Victoire Rio, executive director of the technology policy non-profit What To Fix, said this has contributed to a sharp rise in AI-generated material online because the process of producing and distributing such content can now be largely automated.
Meanwhile, X’s head of product said on Tuesday that about 99 percent of accounts sharing AI-generated war footage were attempting to “game monetisation” by posting content designed to attract high engagement and earn payments through the platform’s Creator Revenue Sharing programme.
X does not disclose how many accounts participate in the programme or the amount of money creators can earn from it.
However, Graham estimates that X may pay between eight and 12 dollars for every one million verified user impressions.
To qualify for the programme, creators must generate at least five million organic impressions within three months and maintain an X Premium subscription, he said.
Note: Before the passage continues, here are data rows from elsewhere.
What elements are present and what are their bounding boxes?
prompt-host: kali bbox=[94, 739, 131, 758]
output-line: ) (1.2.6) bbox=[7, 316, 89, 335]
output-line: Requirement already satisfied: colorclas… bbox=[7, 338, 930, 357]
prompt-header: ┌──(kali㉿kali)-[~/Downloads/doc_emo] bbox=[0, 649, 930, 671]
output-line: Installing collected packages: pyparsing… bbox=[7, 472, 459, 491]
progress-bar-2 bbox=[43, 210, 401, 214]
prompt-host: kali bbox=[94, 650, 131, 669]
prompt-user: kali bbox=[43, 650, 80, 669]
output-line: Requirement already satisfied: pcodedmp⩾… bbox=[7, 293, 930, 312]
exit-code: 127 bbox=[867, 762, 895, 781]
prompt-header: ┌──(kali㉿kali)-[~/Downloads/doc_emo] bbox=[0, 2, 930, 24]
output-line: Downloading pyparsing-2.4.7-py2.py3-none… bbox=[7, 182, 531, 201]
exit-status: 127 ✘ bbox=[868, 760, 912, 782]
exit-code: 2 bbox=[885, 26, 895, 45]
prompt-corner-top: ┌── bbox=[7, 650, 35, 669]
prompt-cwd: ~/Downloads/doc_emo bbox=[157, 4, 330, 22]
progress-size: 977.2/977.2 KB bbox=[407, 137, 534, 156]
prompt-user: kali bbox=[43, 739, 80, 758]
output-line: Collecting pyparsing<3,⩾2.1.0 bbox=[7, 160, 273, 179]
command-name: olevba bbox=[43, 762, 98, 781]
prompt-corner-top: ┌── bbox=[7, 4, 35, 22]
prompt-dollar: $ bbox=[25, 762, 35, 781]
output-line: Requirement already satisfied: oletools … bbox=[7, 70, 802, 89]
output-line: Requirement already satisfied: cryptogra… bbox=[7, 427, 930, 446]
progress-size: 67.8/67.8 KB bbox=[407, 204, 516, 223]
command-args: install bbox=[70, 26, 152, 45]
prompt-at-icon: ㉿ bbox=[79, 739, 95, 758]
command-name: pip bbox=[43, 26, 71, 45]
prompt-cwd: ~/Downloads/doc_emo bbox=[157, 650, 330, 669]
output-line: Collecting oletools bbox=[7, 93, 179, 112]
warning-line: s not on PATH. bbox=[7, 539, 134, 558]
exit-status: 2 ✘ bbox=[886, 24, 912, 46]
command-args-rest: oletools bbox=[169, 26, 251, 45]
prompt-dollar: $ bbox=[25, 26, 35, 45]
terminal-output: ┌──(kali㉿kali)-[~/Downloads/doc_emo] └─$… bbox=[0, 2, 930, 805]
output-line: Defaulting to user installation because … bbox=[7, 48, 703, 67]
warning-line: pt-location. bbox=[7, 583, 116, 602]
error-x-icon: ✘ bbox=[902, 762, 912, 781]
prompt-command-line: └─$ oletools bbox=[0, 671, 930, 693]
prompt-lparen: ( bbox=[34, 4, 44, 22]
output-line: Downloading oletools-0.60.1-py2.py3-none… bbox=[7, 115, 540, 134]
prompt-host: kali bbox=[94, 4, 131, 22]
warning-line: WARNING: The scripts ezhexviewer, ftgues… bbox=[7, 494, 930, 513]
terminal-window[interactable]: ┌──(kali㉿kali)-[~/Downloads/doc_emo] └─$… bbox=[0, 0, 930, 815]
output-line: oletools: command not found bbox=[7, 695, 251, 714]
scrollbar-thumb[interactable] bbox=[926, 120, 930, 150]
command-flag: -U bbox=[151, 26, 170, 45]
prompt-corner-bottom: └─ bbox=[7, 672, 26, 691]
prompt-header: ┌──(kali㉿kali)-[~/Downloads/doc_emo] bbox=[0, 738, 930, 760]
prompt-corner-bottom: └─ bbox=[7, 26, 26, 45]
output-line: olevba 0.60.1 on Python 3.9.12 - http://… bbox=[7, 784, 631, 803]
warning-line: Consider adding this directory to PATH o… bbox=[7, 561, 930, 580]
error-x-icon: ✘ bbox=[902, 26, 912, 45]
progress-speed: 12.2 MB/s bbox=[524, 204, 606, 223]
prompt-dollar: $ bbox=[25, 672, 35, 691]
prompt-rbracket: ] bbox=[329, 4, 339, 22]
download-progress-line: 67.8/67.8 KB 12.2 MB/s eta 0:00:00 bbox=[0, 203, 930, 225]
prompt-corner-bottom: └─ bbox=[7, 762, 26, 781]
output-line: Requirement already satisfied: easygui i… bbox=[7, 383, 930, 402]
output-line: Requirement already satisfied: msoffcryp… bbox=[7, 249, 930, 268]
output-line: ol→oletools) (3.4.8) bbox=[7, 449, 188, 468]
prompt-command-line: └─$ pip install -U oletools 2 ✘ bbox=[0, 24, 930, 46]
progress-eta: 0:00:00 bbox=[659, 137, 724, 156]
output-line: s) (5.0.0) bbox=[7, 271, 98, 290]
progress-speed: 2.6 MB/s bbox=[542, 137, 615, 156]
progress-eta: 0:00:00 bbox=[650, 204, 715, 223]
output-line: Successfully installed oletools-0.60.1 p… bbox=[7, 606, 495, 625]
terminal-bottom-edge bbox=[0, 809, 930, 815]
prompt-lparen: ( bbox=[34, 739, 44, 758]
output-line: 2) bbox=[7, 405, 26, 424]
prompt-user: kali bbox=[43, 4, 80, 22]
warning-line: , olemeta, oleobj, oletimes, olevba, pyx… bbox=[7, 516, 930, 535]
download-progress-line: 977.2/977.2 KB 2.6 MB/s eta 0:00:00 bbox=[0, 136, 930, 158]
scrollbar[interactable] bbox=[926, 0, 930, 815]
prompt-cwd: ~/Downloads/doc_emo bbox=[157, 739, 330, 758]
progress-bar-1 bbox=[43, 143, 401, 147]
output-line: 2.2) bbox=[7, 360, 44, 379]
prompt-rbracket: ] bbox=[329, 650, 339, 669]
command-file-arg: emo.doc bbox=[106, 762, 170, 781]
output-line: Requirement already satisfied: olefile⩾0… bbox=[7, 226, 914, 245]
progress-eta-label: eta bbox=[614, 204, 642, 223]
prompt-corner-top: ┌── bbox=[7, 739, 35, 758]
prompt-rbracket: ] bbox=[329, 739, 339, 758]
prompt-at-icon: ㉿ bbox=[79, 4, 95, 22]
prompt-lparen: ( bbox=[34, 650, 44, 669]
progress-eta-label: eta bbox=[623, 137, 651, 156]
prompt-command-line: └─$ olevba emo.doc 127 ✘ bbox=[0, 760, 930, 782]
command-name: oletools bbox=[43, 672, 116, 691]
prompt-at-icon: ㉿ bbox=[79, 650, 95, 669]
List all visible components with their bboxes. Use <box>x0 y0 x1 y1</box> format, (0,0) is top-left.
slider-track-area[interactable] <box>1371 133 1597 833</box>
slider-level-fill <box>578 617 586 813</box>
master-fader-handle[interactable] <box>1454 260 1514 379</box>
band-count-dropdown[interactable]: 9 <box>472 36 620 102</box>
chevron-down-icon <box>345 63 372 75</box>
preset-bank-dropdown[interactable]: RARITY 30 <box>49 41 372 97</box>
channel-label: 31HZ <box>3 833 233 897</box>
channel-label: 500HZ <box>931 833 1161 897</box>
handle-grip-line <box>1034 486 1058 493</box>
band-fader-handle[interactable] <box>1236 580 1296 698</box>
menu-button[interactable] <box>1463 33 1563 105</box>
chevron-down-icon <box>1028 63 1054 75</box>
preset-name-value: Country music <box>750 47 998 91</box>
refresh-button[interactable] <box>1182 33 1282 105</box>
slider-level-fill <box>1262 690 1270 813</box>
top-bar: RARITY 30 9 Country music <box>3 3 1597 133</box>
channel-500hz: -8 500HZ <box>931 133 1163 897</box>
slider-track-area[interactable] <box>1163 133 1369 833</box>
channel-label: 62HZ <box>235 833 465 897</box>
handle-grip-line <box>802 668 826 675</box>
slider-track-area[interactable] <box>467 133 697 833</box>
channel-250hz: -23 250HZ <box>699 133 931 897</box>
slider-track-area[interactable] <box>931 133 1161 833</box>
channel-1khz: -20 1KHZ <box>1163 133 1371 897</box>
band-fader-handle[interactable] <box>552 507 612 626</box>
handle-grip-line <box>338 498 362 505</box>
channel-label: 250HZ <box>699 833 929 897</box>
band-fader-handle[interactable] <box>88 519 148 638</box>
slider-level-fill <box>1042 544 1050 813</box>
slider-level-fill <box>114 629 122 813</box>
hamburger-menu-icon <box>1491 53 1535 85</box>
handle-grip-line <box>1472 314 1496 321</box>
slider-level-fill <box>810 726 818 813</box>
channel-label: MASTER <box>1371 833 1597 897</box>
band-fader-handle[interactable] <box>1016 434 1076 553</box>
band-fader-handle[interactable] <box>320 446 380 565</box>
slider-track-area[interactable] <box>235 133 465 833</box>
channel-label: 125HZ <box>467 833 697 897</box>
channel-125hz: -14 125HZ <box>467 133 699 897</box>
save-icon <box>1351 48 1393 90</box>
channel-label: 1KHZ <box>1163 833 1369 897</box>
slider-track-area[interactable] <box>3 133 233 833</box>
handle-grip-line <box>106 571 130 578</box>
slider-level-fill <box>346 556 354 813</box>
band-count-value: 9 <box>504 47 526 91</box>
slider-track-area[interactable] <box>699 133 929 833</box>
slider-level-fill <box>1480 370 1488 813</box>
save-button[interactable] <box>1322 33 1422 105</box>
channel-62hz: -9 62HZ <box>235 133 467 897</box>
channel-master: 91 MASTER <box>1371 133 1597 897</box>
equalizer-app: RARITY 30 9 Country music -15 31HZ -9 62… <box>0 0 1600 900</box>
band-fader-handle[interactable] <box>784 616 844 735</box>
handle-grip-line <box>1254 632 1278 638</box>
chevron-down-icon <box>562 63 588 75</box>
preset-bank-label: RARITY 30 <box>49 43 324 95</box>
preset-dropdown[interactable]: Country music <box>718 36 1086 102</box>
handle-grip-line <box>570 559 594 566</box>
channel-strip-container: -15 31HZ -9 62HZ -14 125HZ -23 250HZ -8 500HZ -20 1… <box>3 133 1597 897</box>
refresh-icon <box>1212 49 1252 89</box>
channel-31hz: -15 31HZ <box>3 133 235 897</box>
“Once creators qualify, viral AI-generated content effectively becomes a money-making machine,” Graham added. “It has created the ultimate misinformation enterprise.”
X did not respond to BBC Verify’s requests for comment or questions about the Creator Revenue Sharing programme.
Experts told BBC Verify that although social media companies say they are attempting to improve moderation and detection systems to manage the rapid spread of AI-generated content, addressing the issue remains complex.
“The deeper problem is that monetisation driven by engagement and the distribution of accurate information are fundamentally at odds,” Graham said. “No platform has fully solved that conflict, and perhaps none ever will.”